People who have a higher risk of contracting scabies include those who are sexually active, prison inmates, people in institutional care or child care facilities and those people who live in very crowded conditions. The reasons for this is as there is a lot of skin to skin contact in day care facilities for children. The children play together and might share the same blankets. Nursing home staff also have a lot of skin-to-skin contact as staff assist the elderly with bathing and dressing.
A doctor will be able to diagnose whether it is scabies by looking at the type of rash and doing a skin scraping where they take a closer look at the mites through a microscope.

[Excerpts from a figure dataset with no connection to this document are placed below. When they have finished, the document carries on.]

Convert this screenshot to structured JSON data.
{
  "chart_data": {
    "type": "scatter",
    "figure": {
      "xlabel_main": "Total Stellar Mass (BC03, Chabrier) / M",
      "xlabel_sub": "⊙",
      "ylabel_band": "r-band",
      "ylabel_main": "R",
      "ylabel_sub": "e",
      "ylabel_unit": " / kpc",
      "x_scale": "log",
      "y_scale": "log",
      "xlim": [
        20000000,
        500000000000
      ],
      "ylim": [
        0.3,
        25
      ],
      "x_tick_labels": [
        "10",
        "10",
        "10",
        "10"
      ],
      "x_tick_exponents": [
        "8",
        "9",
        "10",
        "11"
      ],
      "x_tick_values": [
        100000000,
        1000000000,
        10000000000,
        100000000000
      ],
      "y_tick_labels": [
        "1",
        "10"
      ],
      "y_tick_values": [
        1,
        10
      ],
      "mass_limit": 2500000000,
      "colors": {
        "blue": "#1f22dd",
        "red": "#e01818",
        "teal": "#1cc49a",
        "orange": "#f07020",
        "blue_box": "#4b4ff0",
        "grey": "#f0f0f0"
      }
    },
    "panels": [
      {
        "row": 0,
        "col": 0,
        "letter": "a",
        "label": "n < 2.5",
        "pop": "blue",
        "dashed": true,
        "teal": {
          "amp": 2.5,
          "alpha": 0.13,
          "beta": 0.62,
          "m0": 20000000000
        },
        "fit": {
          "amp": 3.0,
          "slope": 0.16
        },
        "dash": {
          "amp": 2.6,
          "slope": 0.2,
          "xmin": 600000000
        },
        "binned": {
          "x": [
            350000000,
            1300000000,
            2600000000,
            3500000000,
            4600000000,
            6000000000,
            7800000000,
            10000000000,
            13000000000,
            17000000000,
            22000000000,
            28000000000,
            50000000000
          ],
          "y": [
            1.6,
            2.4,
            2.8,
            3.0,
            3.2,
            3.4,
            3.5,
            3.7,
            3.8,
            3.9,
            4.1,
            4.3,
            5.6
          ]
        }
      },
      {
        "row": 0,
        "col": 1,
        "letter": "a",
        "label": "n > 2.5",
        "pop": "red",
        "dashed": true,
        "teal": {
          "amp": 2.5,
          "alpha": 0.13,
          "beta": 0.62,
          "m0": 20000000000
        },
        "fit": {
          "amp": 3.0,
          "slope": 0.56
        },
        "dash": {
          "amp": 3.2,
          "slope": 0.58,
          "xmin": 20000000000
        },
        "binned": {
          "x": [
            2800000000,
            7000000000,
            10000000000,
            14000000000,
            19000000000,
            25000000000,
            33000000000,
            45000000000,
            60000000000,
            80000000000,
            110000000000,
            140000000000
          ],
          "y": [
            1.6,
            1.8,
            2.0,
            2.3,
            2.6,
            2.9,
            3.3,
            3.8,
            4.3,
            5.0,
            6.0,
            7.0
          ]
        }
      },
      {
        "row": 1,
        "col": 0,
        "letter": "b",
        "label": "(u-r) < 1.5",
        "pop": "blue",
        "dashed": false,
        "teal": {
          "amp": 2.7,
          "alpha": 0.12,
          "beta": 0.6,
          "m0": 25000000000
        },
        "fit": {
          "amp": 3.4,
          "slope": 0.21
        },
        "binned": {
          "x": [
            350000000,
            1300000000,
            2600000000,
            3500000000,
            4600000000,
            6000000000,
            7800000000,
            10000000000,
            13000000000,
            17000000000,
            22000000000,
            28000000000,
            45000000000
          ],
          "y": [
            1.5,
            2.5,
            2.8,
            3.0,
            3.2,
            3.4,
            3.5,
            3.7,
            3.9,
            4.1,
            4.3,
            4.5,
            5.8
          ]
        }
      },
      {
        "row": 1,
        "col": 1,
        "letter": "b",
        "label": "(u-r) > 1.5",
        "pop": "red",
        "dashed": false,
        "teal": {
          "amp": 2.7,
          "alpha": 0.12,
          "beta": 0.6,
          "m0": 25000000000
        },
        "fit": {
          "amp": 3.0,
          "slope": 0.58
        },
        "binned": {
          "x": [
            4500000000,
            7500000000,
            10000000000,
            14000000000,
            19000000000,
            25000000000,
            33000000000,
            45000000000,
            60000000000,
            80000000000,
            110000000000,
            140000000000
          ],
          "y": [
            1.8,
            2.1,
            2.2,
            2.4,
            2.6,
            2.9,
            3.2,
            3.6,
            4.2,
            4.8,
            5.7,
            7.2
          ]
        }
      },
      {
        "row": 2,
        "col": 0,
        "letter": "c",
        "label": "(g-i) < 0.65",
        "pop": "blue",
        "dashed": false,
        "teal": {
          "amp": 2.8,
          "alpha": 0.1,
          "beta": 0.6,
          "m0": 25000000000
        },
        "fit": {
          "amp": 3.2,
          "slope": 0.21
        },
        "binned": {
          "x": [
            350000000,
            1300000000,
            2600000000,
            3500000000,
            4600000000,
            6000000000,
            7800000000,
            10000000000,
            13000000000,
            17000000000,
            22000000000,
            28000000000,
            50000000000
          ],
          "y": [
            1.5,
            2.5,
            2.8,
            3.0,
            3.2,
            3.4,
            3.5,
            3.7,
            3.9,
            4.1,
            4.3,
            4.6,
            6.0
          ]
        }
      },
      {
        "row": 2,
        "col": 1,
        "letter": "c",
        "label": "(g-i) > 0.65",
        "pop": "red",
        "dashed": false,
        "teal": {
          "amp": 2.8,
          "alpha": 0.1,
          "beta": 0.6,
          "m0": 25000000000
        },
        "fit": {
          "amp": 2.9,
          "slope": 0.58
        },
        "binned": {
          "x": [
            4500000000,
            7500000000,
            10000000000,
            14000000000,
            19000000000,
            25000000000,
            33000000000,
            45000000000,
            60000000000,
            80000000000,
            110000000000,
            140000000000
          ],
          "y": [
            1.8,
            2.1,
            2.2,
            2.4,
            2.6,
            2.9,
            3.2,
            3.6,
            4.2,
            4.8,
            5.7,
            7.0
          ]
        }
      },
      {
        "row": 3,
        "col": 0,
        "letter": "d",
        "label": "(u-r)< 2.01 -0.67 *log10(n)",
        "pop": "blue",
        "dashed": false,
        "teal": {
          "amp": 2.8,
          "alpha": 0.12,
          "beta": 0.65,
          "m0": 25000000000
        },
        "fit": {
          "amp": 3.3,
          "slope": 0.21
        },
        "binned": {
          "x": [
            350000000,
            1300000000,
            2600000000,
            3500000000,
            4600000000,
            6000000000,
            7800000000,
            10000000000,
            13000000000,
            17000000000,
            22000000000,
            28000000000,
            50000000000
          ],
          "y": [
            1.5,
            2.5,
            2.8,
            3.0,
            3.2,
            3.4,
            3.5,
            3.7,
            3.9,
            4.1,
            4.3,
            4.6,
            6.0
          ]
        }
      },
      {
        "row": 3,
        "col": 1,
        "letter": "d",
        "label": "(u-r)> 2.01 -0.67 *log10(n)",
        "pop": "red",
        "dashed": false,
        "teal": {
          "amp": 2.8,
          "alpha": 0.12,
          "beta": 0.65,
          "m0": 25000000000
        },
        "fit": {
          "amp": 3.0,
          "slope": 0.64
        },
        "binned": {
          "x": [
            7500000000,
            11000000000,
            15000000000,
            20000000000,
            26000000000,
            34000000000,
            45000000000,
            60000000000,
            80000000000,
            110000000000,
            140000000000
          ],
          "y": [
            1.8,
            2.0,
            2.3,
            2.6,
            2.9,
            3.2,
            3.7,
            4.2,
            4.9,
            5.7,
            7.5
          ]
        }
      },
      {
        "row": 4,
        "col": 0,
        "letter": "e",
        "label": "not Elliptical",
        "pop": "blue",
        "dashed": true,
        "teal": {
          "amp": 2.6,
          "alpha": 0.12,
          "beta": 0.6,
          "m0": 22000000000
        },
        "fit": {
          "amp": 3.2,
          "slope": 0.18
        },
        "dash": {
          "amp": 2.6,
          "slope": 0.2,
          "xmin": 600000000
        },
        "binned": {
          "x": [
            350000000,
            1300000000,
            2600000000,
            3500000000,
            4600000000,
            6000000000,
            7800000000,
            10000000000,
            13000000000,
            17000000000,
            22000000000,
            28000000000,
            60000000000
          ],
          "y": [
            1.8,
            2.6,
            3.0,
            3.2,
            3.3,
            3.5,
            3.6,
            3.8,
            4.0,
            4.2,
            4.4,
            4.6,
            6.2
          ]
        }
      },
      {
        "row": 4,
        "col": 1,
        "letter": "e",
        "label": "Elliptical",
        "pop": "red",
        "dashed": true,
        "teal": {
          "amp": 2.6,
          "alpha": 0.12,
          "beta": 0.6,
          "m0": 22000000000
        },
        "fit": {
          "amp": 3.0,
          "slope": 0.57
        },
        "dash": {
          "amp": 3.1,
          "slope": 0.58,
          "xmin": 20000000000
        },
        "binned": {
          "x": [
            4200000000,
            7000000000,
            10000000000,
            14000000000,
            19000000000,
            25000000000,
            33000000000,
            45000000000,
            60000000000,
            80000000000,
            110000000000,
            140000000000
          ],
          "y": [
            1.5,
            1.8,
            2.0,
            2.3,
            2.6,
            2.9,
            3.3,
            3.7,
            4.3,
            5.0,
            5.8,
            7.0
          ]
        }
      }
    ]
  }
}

Treatment for scabies mostly includes using a special cream which should be applied to the entire body from the neck down and should be left on for 8 to 14 hours and then washed off. It can also be treated with a course of pills as well antihistamines to help control the itching.
If someone in the household has been diagnosed with scabies, then the doctor will most likely treat the entire family. Scabies can live up to 2 to 3 days on the surface of clothing and bedding so it is important to wash any bedding or clothes used by the infected person within the last 3 days.
The affected person can return to school or work within 24 hours after treatment however the itching may persist for a few weeks. If the itching persists after that period of time, please see your doctor as the scabies medication may have to be repeated.
If you or anyone you know has any of the above symptoms please see a doctor as these parasites can be treated. Once you have received the correct treatment you will feel healthy again!